India's Union Minister for Women and Child Development announced her government's plans to take on the brutal murder of baby girls - before or after their birth.

Renuka Chowdhury was quoted by the Press Trust of India as saying: "What we are saying to the people is have your children, don't kill them. And if you don't want a girl child, leave her to us," adding that the government planned to set up a centre in each regional district.

"We will bring up the children.
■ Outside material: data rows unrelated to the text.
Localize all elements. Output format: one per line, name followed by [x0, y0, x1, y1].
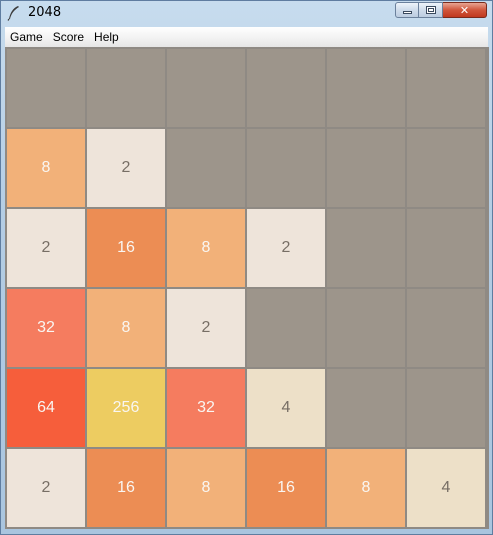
empty-cell	[327, 129, 405, 207]
empty-cell	[407, 369, 485, 447]
empty-cell	[407, 129, 485, 207]
tile-2: 2	[87, 129, 165, 207]
title-bar[interactable]: 2048 ✕	[1, 1, 492, 25]
tile-16: 16	[87, 449, 165, 527]
empty-cell	[327, 209, 405, 287]
empty-cell	[327, 369, 405, 447]
tile-32: 32	[7, 289, 85, 367]
close-button[interactable]: ✕	[443, 2, 487, 18]
empty-cell	[167, 129, 245, 207]
window-title: 2048	[28, 5, 62, 20]
tile-8: 8	[167, 449, 245, 527]
tile-8: 8	[87, 289, 165, 367]
menu-score[interactable]: Score	[48, 30, 89, 44]
tile-16: 16	[247, 449, 325, 527]
empty-cell	[247, 289, 325, 367]
empty-cell	[327, 49, 405, 127]
empty-cell	[7, 49, 85, 127]
tile-2: 2	[7, 449, 85, 527]
empty-cell	[247, 129, 325, 207]
tile-2: 2	[7, 209, 85, 287]
tile-256: 256	[87, 369, 165, 447]
menu-bar: Game Score Help	[5, 27, 488, 48]
tile-4: 4	[407, 449, 485, 527]
tile-16: 16	[87, 209, 165, 287]
tile-64: 64	[7, 369, 85, 447]
close-icon: ✕	[459, 4, 470, 17]
maximize-icon	[426, 6, 436, 14]
tile-2: 2	[167, 289, 245, 367]
minimize-icon	[403, 11, 412, 14]
empty-cell	[407, 209, 485, 287]
game-board: 8 2 2 16 8 2 32 8 2 64 256 32 4 2 16 8 16 8 4	[5, 47, 489, 529]
menu-help[interactable]: Help	[89, 30, 124, 44]
feather-icon	[7, 5, 21, 21]
tile-8: 8	[7, 129, 85, 207]
menu-game[interactable]: Game	[5, 30, 48, 44]
tile-8: 8	[327, 449, 405, 527]
maximize-button[interactable]	[419, 2, 443, 18]
empty-cell	[247, 49, 325, 127]
empty-cell	[407, 289, 485, 367]
tile-2: 2	[247, 209, 325, 287]
tile-8: 8	[167, 209, 245, 287]
empty-cell	[327, 289, 405, 367]
empty-cell	[407, 49, 485, 127]
tile-4: 4	[247, 369, 325, 447]
app-window: 2048 ✕ Game Score Help 8 2 2 16 8 2 32 8 2 64 256 3…	[0, 0, 493, 535]
empty-cell	[167, 49, 245, 127]
minimize-button[interactable]	[395, 2, 419, 18]
tile-32: 32	[167, 369, 245, 447]
window-controls: ✕	[395, 2, 487, 18]
empty-cell	[87, 49, 165, 127]
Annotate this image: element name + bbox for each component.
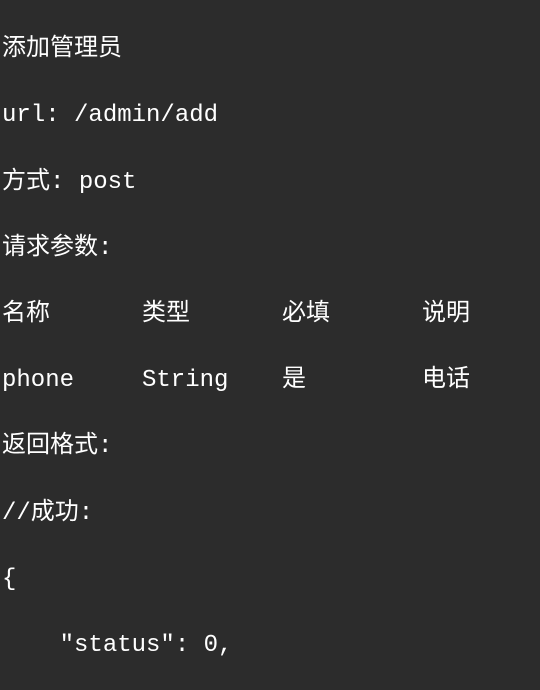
params-label: 请求参数: bbox=[2, 232, 538, 265]
params-header: 名称 类型 必填 说明 bbox=[2, 298, 538, 331]
url-line: url: /admin/add bbox=[2, 99, 538, 132]
method-label: 方式: bbox=[2, 169, 64, 196]
success-status: "status": 0, bbox=[2, 629, 538, 662]
param-name: phone bbox=[2, 364, 142, 397]
header-type: 类型 bbox=[142, 298, 282, 331]
param-type: String bbox=[142, 364, 282, 397]
api-doc: 添加管理员 url: /admin/add 方式: post 请求参数: 名称 … bbox=[0, 0, 540, 690]
param-desc: 电话 bbox=[422, 364, 470, 397]
header-required: 必填 bbox=[282, 298, 422, 331]
header-desc: 说明 bbox=[422, 298, 470, 331]
title: 添加管理员 bbox=[2, 33, 538, 66]
url-label: url: bbox=[2, 102, 60, 129]
brace-open-success: { bbox=[2, 563, 538, 596]
header-name: 名称 bbox=[2, 298, 142, 331]
param-required: 是 bbox=[282, 364, 422, 397]
method-value: post bbox=[79, 169, 137, 196]
url-value: /admin/add bbox=[74, 102, 218, 129]
success-comment: //成功: bbox=[2, 497, 538, 530]
method-line: 方式: post bbox=[2, 166, 538, 199]
return-label: 返回格式: bbox=[2, 430, 538, 463]
params-row: phone String 是 电话 bbox=[2, 364, 538, 397]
But don't kill them because there really is a crisis situation," she said.

The crisis situation is the lopsided male-female ratio that has emerged in a couple of Indian states, which has subsequently led to deviant social situations such as polyandry, forced trafficking of women and bride trading.

Consider this. A number of districts in India report 800 girls born for every 1,000 boys. Although tests to establish the foetus' gender are officially illegal, there has, according to agency reports, been only one doctor convicted since the law was passed more than 10 years ago.

Chowdhury's scheme is not a first in India. It was first introduced in 1992 in the southern state of Tamil Nadu to arrest the increasing rates of female infanticide. Called the "cradle baby scheme" women were told to abandon their daughters in government centres that had ready-to-take cradles.

The scheme definitely did bring down the rate of female infanticide. Except that now women weren't going the whole nine months and delivering the unwanted girl, but aborting as soon as the gender was discovered.

Active efforts from the establishment are surely the result of combating the negative publicity that has filled up the international press and smeared the India Shining campaign. It was quite a shocker to discover about 400 body parts of newborn babies and foetuses of girls buried behind a missionary hospital in the state of Madhya Pradesh. "It is a matter of international and national shame for us that India, with a growth of nine per cent, still kills its daughters," Chowdhury said at the time.

Right direction

Supporters claim that the scheme is a step in the right direction towards saving lives. The problem really isn't in finding a solution of prevention. It's a desperate situation of changing society's attitude towards its girls.

By setting up alternatives for parents, the message is still one that screams: Give up your girls. Even if the government "promises" to look after them. Given the state of state-funded primary education it doesn't take a wild imagination to envision the kind of future that awaits groups of institutionalised girls left behind because of a certain lacking.

Working on a detailed feature on this issue, a number of factors emerged for parents still preferring boys to girls. While some have blamed it on religious requirements, the fact is that in today's society most parents interviewed by activists on the field have attributed it more to economics. Girls are born with the burden of dowry. Boys are a means to social security in the twilight years of a couple.

The positive of Chowdhury's public statement is that India is clearly not in denial anymore. Acknowledging the need for our girls is half the battle won. Perhaps the minister should look into schemes that encourage families to have their girls, educate them, empower them and depend on them. Though the government single-handedly cannot change cultural attitudes it can certainly make it financially attractive to families to raise their girls.

Chowdhury and India together would do better to stop teaching Indians not to kill their girls. And start teaching them to love them.

Vinita Bharadwaj is an independent writer based in Dubai.